Thankfully Polly has taken to the car like the proverbial duck to water, hopping onto the back seat without a moment's hesitation. She settles comfortably (wearing her 'Click Safe' car harness) with her soft black nose resting between the front seats and every so often she gives me an encouraging lick on my left arm as we drive along.
Taking part in a formal class is proving to be a very different ball game from practicing Polly's obedience skills in our back garden, or on our local daily walks. Skills she performs easily at home, seem to disappear as if by magic when she goes to school. Despite her initial dislike of lead walking (picture every conceivable trick in the 'Naughty Puppy Handbook' and believe me, Polly mastered them all ... her favourite, to plonk herself belly down on the ground, flatly refusing to budge!) and since Kevin (instructor) visited us at home to set me straight with some sound puppy walking/training advice, walking with my cheeky girl has become far more of a pleasure. We've progressed from willful lead hanging and twirling, flopping to the ground and chasing cars, to earning treats by walking like a young lady at mum's side ... maybe not yet perfect, but definitely much improved and thankfully, more controlled.
Or at least, so I thought until today ...
It's the holiday season so classes are subject to change and today, Polly was tacked onto a big boys' class. Unfortunately one sniff of those testosterone fueled fellas had her all in a flutter, abandoning any modicum of doggy decorum. To be fair to Polly, she did reasonably well with 'sits', 'downs' and 'stays' when asked, but as for 'heeling' on the lead, there wasn't a hope with a handsome bruiser strutting his stuff to her right.
I must admit, today's session was less than pleasurable for me, not least because as a 'newbie' I am still trying to grasp what is expected, also Polly hasn't yet settled into her exciting new surroundings, which makes working with her quite physically demanding (and me feel every creak of my fifty years, lol!) ... but no matter, we muddled through the hour and half required and in terms of progress, I am happy to report Polly redeemed herself with an enthusiastic attempt at running through the agility tunnels which spooked her last time ... she also executed a reasonably solid 'down stay' at the end of class, which was a great improvement on our last session. Good girl Polly!

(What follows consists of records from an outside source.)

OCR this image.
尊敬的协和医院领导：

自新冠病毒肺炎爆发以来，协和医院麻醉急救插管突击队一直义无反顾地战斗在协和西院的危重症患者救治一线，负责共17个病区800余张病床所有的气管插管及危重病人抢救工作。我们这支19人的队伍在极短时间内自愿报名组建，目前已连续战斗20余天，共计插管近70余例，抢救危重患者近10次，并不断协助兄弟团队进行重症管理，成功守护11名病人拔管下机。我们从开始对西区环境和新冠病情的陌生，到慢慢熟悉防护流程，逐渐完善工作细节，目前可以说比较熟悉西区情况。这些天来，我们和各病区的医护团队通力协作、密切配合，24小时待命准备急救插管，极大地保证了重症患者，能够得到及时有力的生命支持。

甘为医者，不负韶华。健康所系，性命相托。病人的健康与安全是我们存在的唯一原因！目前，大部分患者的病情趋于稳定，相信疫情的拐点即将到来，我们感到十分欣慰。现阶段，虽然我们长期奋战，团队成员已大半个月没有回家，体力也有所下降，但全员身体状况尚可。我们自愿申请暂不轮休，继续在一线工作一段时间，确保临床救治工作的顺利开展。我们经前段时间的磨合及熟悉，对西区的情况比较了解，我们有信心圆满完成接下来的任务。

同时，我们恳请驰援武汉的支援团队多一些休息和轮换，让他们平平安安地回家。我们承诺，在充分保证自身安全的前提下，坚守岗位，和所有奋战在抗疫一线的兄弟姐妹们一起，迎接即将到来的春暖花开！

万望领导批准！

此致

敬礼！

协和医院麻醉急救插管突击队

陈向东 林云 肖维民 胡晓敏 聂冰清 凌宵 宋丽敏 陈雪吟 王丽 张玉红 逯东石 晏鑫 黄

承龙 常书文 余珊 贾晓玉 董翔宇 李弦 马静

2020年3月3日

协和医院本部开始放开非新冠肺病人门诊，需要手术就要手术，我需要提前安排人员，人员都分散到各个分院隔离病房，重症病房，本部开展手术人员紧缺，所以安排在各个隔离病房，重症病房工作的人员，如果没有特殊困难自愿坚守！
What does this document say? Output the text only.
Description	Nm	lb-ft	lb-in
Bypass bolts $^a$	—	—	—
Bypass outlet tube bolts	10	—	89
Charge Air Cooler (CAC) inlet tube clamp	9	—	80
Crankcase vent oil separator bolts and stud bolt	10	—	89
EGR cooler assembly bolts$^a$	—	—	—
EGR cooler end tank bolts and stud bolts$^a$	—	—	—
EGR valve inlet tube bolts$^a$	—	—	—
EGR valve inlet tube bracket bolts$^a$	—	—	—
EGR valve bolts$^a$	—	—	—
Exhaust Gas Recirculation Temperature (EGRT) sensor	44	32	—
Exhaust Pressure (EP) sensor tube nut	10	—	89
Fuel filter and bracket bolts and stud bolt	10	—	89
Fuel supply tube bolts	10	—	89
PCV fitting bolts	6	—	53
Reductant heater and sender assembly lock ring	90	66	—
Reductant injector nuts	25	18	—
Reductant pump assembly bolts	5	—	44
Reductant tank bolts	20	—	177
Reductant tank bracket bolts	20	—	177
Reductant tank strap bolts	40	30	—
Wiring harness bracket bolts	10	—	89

As for me: tired, disheveled, sweaty (sunny day!) and feeling fairly inadequate in the face of far more accomplished classmates, just about sums it up! All in all, 'could do better,' is probably a fair assessment of my training skills at this point ...

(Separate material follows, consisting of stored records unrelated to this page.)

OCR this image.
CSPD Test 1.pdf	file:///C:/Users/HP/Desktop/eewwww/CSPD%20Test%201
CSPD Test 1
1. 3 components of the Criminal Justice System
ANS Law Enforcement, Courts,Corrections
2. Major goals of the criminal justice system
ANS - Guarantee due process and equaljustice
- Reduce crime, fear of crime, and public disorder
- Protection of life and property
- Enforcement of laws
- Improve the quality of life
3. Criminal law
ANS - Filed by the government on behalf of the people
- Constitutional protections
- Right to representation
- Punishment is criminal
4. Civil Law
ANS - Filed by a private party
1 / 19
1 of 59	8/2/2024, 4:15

Hopefully this old dog will soon learn a few new tricks!
Making the decision to have our beautiful Polly spayed, wasn't taken lightly. I researched thoroughly, discussed the matter with our vet of many years and quite simply, agonised. The arguments on both sides of the spay equation were compelling, but the medical benefits were sufficiently significant to convince me it would be in Polly's best long-term interests to be spayed ... and as I have no intention of breeding or showing her, my primary concern will always be to keep her happy and safe.

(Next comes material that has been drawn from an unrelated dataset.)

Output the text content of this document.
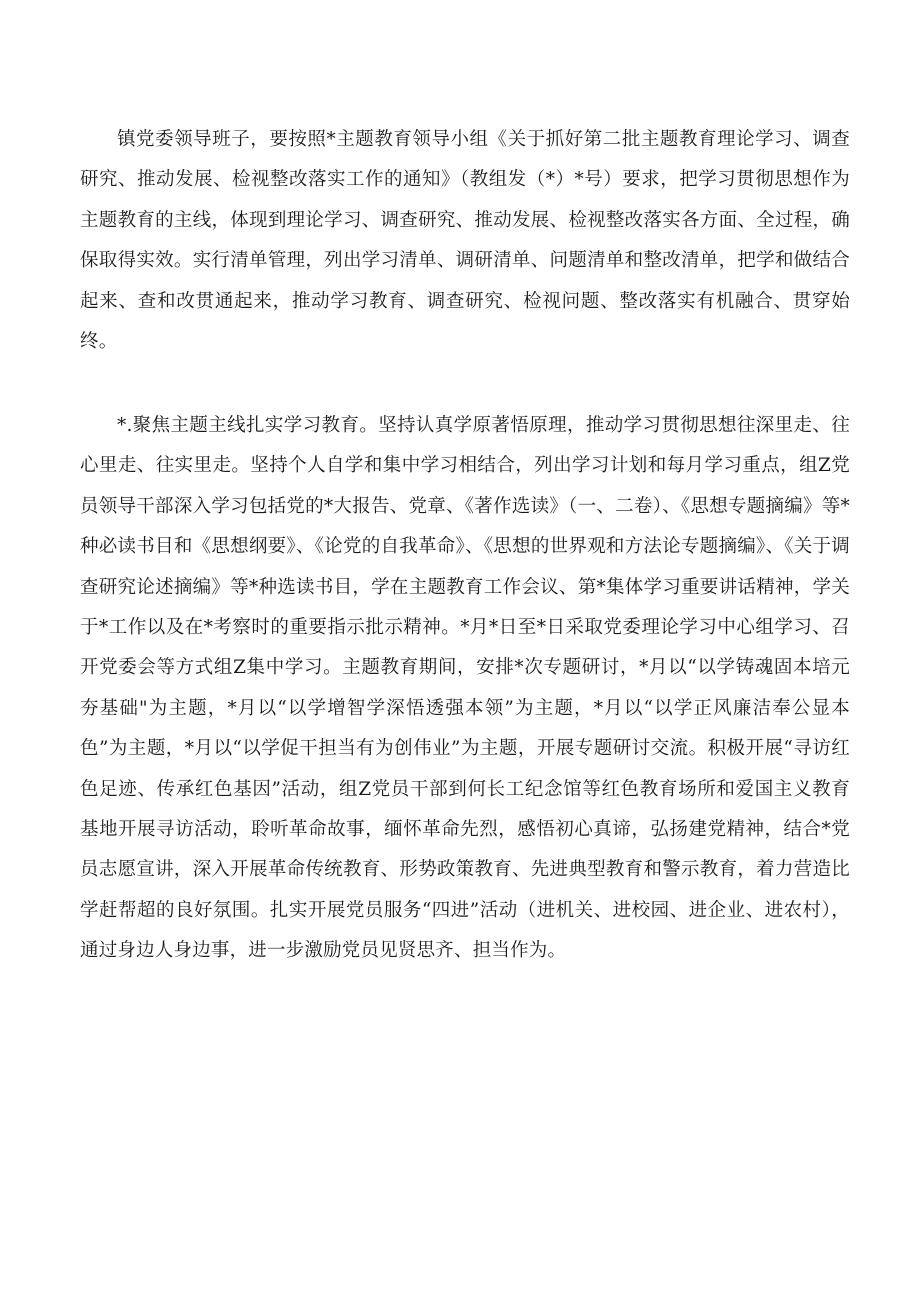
镇党委领导班子，要按照*主题教育领导小组《关于抓好第二批主题教育理论学习、调查研究、推动发展、检视整改落实工作的通知》（教组发（*）*号）要求，把学习贯彻思想作为主题教育的主线，体现到理论学习、调查研究、推动发展、检视整改落实各方面、全过程，确保取得实效。实行清单管理，列出学习清单、调研清单、问题清单和整改清单，把学和做结合起来、查和改贯通起来，推动学习教育、调查研究、检视问题、整改落实有机融合、贯穿始终。

*.聚焦主题主线扎实学习教育。坚持认真学原著悟原理，推动学习贯彻思想往深里走、往心里走、往实里走。坚持个人自学和集中学习相结合，列出学习计划和每月学习重点，组Z党员领导干部深入学习包括党的*大报告、党章、《著作选读》（一、二卷）、《思想专题摘编》等*种必读书目和《思想纲要》、《论党的自我革命》、《思想的世界观和方法论专题摘编》、《关于调查研究论述摘编》等*种选读书目，学在主题教育工作会议、第*集体学习重要讲话精神，学关于*工作以及在*考察时的重要指示批示精神。*月*日至*日采取党委理论学习中心组学习、召开党委会等方式组Z集中学习。主题教育期间，安排*次专题研讨，*月以“以学铸魂固本培元夯基础"为主题，*月以“以学增智学深悟透强本领”为主题，*月以“以学正风廉洁奉公显本色”为主题，*月以“以学促干担当有为创伟业”为主题，开展专题研讨交流。积极开展“寻访红色足迹、传承红色基因”活动，组Z党员干部到何长工纪念馆等红色教育场所和爱国主义教育基地开展寻访活动，聆听革命故事，缅怀革命先烈，感悟初心真谛，弘扬建党精神，结合*党员志愿宣讲，深入开展革命传统教育、形势政策教育、先进典型教育和警示教育，着力营造比学赶帮超的良好氛围。扎实开展党员服务“四进”活动（进机关、进校园、进企业、进农村），通过身边人身边事，进一步激励党员见贤思齐、担当作为。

I had several sleepless nights as the date for Polly's operation approached and to be honest, felt as though I was abandoning her as I gave up her lead to the vet and walked away. Then I waited nervously for half past twelve to hurry up, so I could ring the surgery receptionist to ask how Polly was. As it turned out, my anxiety was needless, Polly had sailed through surgery and would be ready to collect in a couple of hours.
Naturally my lovely bouncy girl was a little dozy and confused straight after her general anaesthetic, but by tea time had perked up considerably and even managed to eat scrambled eggs for her tea. I must admit, I expected her recovery to be far slower, but she has shown no obvious sign of pain, had no 'accidents' with toileting and if she didn't have a little scar on her tummy, it would be impossible to know she'd ever even had surgery!
Polly is delighted to be home and as you can see from the photograph of her playing with her Kong feeder, taken a couple of days after her operation, is completely back to her usual playful, cheeky self!